How Can Municipalities Foster Community Belonging & Participation for Children with Disabilities & Complex Health Conditions?
Guest blog post by Dr. Alison Gerlach
When children participate and belong in their communities, they and their families are relieved of the constant stress and costs of advocacy and isolation. Children grow and develop alongside their peers; their parents can work, volunteer, and contribute; and the community is not grappling with the crises that surface when entire demographics are structurally marginalized.
However, community planning and opportunities for families are often based on assumptions of ‘normal’ or ‘healthy’ children. As a result, young children with disabilities and complex health conditions are often excluded from opportunities to participate with their peers and siblings at community events, programs, and other civic activities that are intended to be for everyone. This impacts growth, development, and quality of life and leads to economic, practical, relational, and emotional hardships for their parents and families. The cumulative effects of exclusion worsen as children grow older, as they and their families experience exclusion from community life, contributing to poverty and mental health hardships.
The meaningful participation of children and adults with disabilities in their communities is at the core of the 2022 Accessible BC Act.
Well-intentioned inclusion efforts tend to focus on individual children and place responsibilities on individual families (primary caregivers, especially mothers) and/or specific programs, like child care. These efforts have failed to foster opportunities for all children to have a sense of belonging in their communities because they do not address the underlying ableism that permeates decision-making and design. Community-wide planning can play an essential role in determining whether children with disabilities and complex health conditions are able to experience a sense of belonging in their everyday lives and participate in their communities. This involves re-looking at community infrastructure, attitudes, policies, communication, and practices across sectors.
A community-level approach is equitable, effective, and resource-efficient with sustainable and far-reaching results, because it does not solely target individual children.
The change required to achieve this is entirely doable. The main barrier to participation faced by people with disabilities is attitudinal. When people and organizations see how ableist assumptions inform their actions and attitudes and are provided the tools to change, practical and sustainable changes can readily be implemented.
What role does your local municipality play or could play in creating communities and neighbourhoods in which children with disabilities and medical complexity and their families experience belonging and inclusion in community programs, events, and venues?
This question was the foundation for an innovative project by researchers from Vancouver Coastal Health and the University of Victoria in partnership with the City of Powell River.

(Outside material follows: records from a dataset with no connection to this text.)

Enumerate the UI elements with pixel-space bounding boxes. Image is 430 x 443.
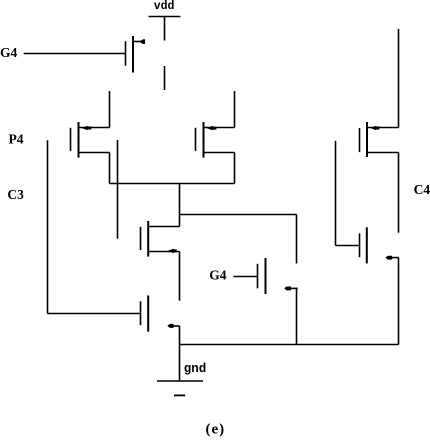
wire P4 net vertical down left side <box>47 140 49 313</box>
transistor M6 channel bar <box>265 258 267 294</box>
transistor M7 gate bar <box>359 128 361 152</box>
transistor M1 source arrow <box>139 39 145 44</box>
svg-text:vdd: vdd <box>154 0 175 13</box>
svg-text:P4: P4 <box>9 131 24 146</box>
wire M7 drain vertical from top <box>398 29 400 128</box>
wire M8 gate net vertical <box>335 141 337 246</box>
svg-text:gnd: gnd <box>184 362 207 376</box>
transistor M6 source stub <box>290 287 298 289</box>
transistor M3 drain stub <box>204 127 235 129</box>
vdd rail bar <box>149 16 181 18</box>
svg-text:G4: G4 <box>209 268 227 283</box>
wire bus drop vertical <box>179 184 181 227</box>
transistor M3 source arrow <box>207 126 213 131</box>
transistor M1 channel bar <box>132 36 134 73</box>
svg-text:(e): (e) <box>206 422 226 438</box>
wire M5 source down to gnd <box>179 326 181 381</box>
svg-text:C3: C3 <box>7 187 24 202</box>
transistor M4 channel bar <box>147 221 149 257</box>
transistor M2 gate bar <box>70 128 72 151</box>
transistor M7 drain stub <box>367 127 399 129</box>
wire gate lead of M1 from G4 <box>24 53 126 55</box>
wire M6 drain vertical from junction <box>296 215 298 264</box>
wire vdd lead upper segment <box>164 17 166 41</box>
transistor M8 gate bar <box>359 233 361 257</box>
ground bar short <box>174 394 185 396</box>
wire gate lead of M8 <box>336 245 359 247</box>
transistor M7 channel bar <box>366 122 368 157</box>
transistor M2 source stub <box>79 152 110 154</box>
svg-text:G4: G4 <box>0 45 18 60</box>
wire M7 source down <box>398 153 400 233</box>
transistor M3 gate bar <box>195 128 197 151</box>
transistor M4 gate bar <box>140 227 142 250</box>
wire M2 source down to bus <box>109 153 111 184</box>
wire gate lead of M6 <box>234 276 258 278</box>
wire M6 source down to bus <box>296 288 298 344</box>
ground bar long <box>157 380 203 382</box>
transistor M5 source arrow <box>167 324 173 328</box>
transistor M8 drain arrow <box>385 256 392 260</box>
wire vdd lead lower segment <box>164 66 166 90</box>
transistor M5 gate bar <box>140 301 142 325</box>
transistor M6 gate bar <box>257 264 259 289</box>
transistor M2 drain stub <box>79 127 110 129</box>
wire middle horizontal to right <box>180 214 297 216</box>
wire M4 source down <box>179 252 181 301</box>
transistor M2 channel bar <box>78 122 80 158</box>
wire M3 drain vertical <box>234 91 236 128</box>
transistor M6 source arrow <box>284 287 291 291</box>
wire M3 source down to bus <box>234 153 236 184</box>
svg-text:C4: C4 <box>414 182 430 197</box>
wire bottom bus horizontal <box>180 344 399 346</box>
transistor M3 channel bar <box>203 122 205 158</box>
transistor M4 source stub <box>149 251 180 253</box>
transistor M1 gate bar <box>125 41 127 66</box>
wire gate lead of M5 horizontal <box>48 313 140 315</box>
transistor M8 channel bar <box>366 227 368 263</box>
wire M2 drain vertical <box>109 91 111 128</box>
transistor M1 drain stub <box>134 41 141 43</box>
wire middle bus horizontal <box>110 183 235 185</box>
transistor M3 source stub <box>204 152 235 154</box>
transistor M5 source stub <box>173 325 180 327</box>
wire middle floating vertical (output node) <box>117 140 119 239</box>
transistor M4 source arrow <box>168 249 174 254</box>
transistor M2 source arrow <box>82 126 88 131</box>
transistor M4 drain stub <box>149 226 180 228</box>
transistor M5 channel bar <box>147 296 149 332</box>
transistor M7 source arrow <box>370 126 376 131</box>
wire M8 source down to bus <box>398 258 400 345</box>
transistor M7 source stub <box>367 152 399 154</box>
transistor M8 drain stub <box>391 257 399 259</box>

By undertaking an environmental scan and through strategic community partnerships and engagement, this project aimed to inform the development of community policies and strategies that work towards dislodging ableism and facilitate the meaningful participation and belonging of children with disabilities and complex health conditions and their families in Powell River.

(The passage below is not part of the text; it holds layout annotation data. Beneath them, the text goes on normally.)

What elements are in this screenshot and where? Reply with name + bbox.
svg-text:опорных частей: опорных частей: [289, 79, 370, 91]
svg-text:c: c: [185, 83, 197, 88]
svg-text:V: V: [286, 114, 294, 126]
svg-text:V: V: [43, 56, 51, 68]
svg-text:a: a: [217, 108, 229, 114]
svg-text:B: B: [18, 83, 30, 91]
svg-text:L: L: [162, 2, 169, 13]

The resources and key messages generated by this project are now available for any municipality in BC supporting their compliance under the BC Accessibility Act: Community Belonging: A System-level Approach for Municipalities to Address Ableism and Advance Participation and Belonging for Children with Disabilities and their Families. This summary report outlines seven key recommendations for local governments in BC that are exploring ways of upholding their responsibilities to the Accessible BC Act. These recommendations are also relevant for organizations seeking to take a system-level approach to addressing ableism and improving participation and belonging in their programs, services, and operations. The recommendations from this project are also highlighted in a short video called ‘Community Belonging: It’s up to all of us.’
This project also generated an evidence-informed handbook for municipal staff to consult, in order to provide accessible and inclusive client services and reduce barriers to programs and services experienced by community members, including children with disabilities. This handbook is also relevant for all organizations seeking to engage in inclusive and respectful community engagement.
Government and other organizations interested in advancing equity in their service delivery model can draw directly from these resources and recommendations in a way that is responsive to their unique local contexts.